Repeat this process for each of the ecrime threat actors.
There should be a fairly comprehensive list of the patches from the threat actors targeting Australia. Repeat this entire process for the 56 threat actors targeting Financial Services, obviously skipping over overlap with the 17 threat actors targeting Australia, to further develop the patch list. After completing the research, there will be an exhaustive CVE list in addition to a list of ecrime threat actor tooling.
This latter part is what needs to be tackled next, and is the most time consuming aspect of this process. Visit the Reports and Feeds section of the platform, and search for finished intelligence reports related to each of the tools in use by the ecrime threat actors - specifically the longer-form in-depth reports. While going through the reports, make note of any CVE listed as being leveraged by the tool.
At this point, the comprehensive list should have all the known patches being targeted by the identified threat actors. Based on a basic vulnerability management process, this list needs to be cross-referenced with the patches previously deployed by the organization to determine where any gaps exist. If none exist, congratulations, job well done! Chances are, however, there is a delta, with multiple systems in need of being patched. Take care of deploying patches to those systems ASAP; these are the highest priority vulnerabilities to be remediated.
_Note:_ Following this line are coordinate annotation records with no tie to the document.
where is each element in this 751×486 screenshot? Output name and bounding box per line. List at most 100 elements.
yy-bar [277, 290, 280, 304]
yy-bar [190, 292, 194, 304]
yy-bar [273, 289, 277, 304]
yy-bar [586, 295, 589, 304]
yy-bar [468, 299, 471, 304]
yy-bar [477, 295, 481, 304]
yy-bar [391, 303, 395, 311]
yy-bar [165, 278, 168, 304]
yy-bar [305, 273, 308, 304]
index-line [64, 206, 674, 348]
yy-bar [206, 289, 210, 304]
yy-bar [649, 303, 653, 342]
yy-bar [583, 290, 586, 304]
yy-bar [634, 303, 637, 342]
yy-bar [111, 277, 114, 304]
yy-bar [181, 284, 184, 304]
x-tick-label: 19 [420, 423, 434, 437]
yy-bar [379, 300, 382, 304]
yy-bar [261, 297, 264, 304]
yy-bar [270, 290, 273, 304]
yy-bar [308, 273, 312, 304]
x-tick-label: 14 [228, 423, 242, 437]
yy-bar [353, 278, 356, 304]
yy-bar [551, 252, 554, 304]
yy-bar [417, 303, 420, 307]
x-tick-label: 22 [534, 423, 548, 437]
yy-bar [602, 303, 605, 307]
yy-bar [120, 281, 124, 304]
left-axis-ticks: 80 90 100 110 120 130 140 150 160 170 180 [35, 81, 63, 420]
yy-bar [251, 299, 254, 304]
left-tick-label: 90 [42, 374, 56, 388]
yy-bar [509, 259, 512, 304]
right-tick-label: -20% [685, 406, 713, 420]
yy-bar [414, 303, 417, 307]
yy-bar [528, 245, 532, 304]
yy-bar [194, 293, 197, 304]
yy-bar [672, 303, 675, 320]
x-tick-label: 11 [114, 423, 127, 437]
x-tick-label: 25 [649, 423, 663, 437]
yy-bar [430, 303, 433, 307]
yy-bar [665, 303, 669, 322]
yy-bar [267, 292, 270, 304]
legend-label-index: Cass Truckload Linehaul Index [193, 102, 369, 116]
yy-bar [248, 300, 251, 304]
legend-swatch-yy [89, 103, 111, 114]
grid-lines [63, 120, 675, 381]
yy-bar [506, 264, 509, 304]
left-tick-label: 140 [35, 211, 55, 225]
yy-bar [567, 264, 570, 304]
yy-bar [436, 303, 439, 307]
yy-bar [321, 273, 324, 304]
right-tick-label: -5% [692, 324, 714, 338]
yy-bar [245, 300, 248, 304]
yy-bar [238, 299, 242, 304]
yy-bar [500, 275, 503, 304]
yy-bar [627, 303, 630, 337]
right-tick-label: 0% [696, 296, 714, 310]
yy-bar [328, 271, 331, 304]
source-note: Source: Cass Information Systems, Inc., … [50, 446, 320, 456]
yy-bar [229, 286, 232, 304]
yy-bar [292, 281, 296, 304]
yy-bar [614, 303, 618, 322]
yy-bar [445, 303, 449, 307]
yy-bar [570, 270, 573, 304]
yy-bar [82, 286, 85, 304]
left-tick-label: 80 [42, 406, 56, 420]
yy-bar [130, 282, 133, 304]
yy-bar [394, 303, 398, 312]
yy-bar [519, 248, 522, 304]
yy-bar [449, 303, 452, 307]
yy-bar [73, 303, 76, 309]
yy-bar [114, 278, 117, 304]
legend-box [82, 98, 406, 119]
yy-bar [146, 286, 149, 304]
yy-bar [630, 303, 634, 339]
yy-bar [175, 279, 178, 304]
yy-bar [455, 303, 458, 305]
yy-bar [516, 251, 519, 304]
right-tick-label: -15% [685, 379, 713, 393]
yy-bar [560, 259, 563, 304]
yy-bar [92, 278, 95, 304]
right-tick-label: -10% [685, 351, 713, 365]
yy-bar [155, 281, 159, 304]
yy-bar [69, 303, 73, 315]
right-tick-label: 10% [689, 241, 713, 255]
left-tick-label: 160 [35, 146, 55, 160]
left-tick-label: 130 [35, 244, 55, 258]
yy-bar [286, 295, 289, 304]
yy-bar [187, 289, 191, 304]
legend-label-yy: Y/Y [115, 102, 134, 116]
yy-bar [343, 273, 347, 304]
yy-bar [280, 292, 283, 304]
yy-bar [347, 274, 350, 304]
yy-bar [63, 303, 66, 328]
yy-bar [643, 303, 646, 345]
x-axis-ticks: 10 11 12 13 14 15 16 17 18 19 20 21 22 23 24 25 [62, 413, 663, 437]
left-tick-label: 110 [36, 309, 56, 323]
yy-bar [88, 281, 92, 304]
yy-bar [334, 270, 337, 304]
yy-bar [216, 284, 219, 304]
This is just one specific example of many methods for demonstrating how threat intelligence may be operationalized outside of either the security or intelligence teams. The key is to remember there will always be other groups within organizations where threat intelligence provides value. Executive Committee, Board of Directors, Risk Management, Fraud Detection, Cyber Crime Team, and many more areas are just some of the examples. It is imperative to approach threat intelligence consumption from a holistic perspective to realize its full potential.
Lastly, if an organization is not consuming threat intelligence in some capacity, whether through automation, for enrichment, or for reading the traditional intelligence reporting, then they are far behind the power curve. In 2020, more so than ever, as threat actors continue to rapidly increase in sophistication, pivot their tooling, and evolve their tradecraft, threat intelligence has become a necessary component of a comprehensive, multi-faceted security strategy.